The long-winded (and probably not published in such a lengthy form) abstract for my talk at “Digital Humanities Pedagogy” UNSW Sydney Friday 26 June..
Initially, thanks to Sportronic’s version of Pong, but particularly from around 1982 to today, I have been fascinated by computer game design. Not so much the games for their own sake, but the complicit power they exert over players. How can we design fragmented systems that allow others to create their own imaginative worlds, their own procedural fictive realities? Later, teaching game design, I was struck by how difficult it can be to encourage students to move beyond repeating the standard tropes and clichés of commercial computer games.
My own solution, which is still a work in progress, was to encourage the students to evaluate the group work of their classmates in order to better understand others, and provide examples of critical thinking to help students concentrate more on the underlying principles while predicting the needs and demands of a future audience. For I believe the changing nature of what is the audience of today and tomorrow is a crucial emerging component of Digital Humanities, and the nature of a university as a collaborative testing and invention space of a focused strategic community is a vital if dwindling resource.
So game design teaching reflects a larger problem. How can we, in this fast changing world of digital technology, re-establish the relevance and usefulness of the university, while helping our students to prepare for a tomorrow that is not defined by a discipline or industry skill today?

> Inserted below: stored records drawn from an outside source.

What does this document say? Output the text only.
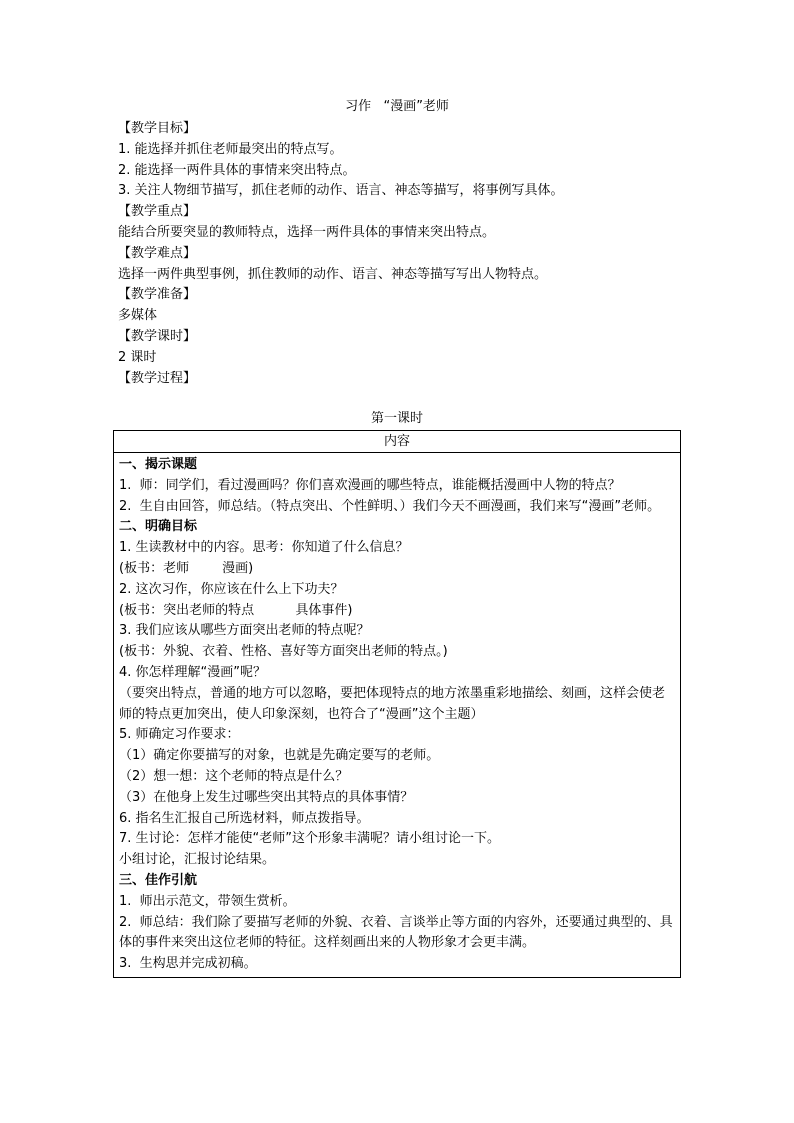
习作   “漫画”老师
【教学目标】
1. 能选择并抓住老师最突出的特点写。
2. 能选择一两件具体的事情来突出特点。
3. 关注人物细节描写，抓住老师的动作、语言、神态等描写，将事例写具体。
【教学重点】
能结合所要突显的教师特点，选择一两件具体的事情来突出特点。
【教学难点】
选择一两件典型事例，抓住教师的动作、语言、神态等描写写出人物特点。
【教学准备】
多媒体
【教学课时】
2 课时
【教学过程】
第一课时
内容
一、揭示课题
1.  师：同学们，看过漫画吗？你们喜欢漫画的哪些特点，谁能概括漫画中人物的特点？
2.  生自由回答，师总结。（特点突出、个性鲜明、）我们今天不画漫画，我们来写“漫画”老师。
二、明确目标
1. 生读教材中的内容。思考：你知道了什么信息？
(板书：老师        漫画)
2. 这次习作，你应该在什么上下功夫？
(板书：突出老师的特点          具体事件)
3. 我们应该从哪些方面突出老师的特点呢？
(板书：外貌、衣着、性格、喜好等方面突出老师的特点。)
4. 你怎样理解“漫画”呢？
（要突出特点，普通的地方可以忽略，要把体现特点的地方浓墨重彩地描绘、刻画，这样会使老师的特点更加突出，使人印象深刻，也符合了“漫画”这个主题）
5. 师确定习作要求：
（1）确定你要描写的对象，也就是先确定要写的老师。
（2）想一想：这个老师的特点是什么？
（3）在他身上发生过哪些突出其特点的具体事情？
6. 指名生汇报自己所选材料，师点拨指导。
7. 生讨论：怎样才能使“老师”这个形象丰满呢？请小组讨论一下。
小组讨论，汇报讨论结果。
三、佳作引航
1.  师出示范文，带领生赏析。
2.  师总结：我们除了要描写老师的外貌、衣着、言谈举止等方面的内容外，还要通过典型的、具体的事件来突出这位老师的特征。这样刻画出来的人物形象才会更丰满。
3.  生构思并完成初稿。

Having now worked more directly in or around the field (if it is a field) of Digital Humanities, I am continually struck with the issue of learning by following or by teaching, how to reconcile individual scholastic achievement with the benefits of collaborative work, and the yawning gap between start up projects and what is desperately required at an infrastructure level. I will discuss some current and upcoming research that will hopefully tackle these issues.
That said, while my PhD evaluated learning in virtual environments, I am not a pedagogical expert. So my talk will be based on my observations and suggestions for dealing with some of the above issues, but I would also be very happy to hear how these ideas parallel or lie outside of your experiences.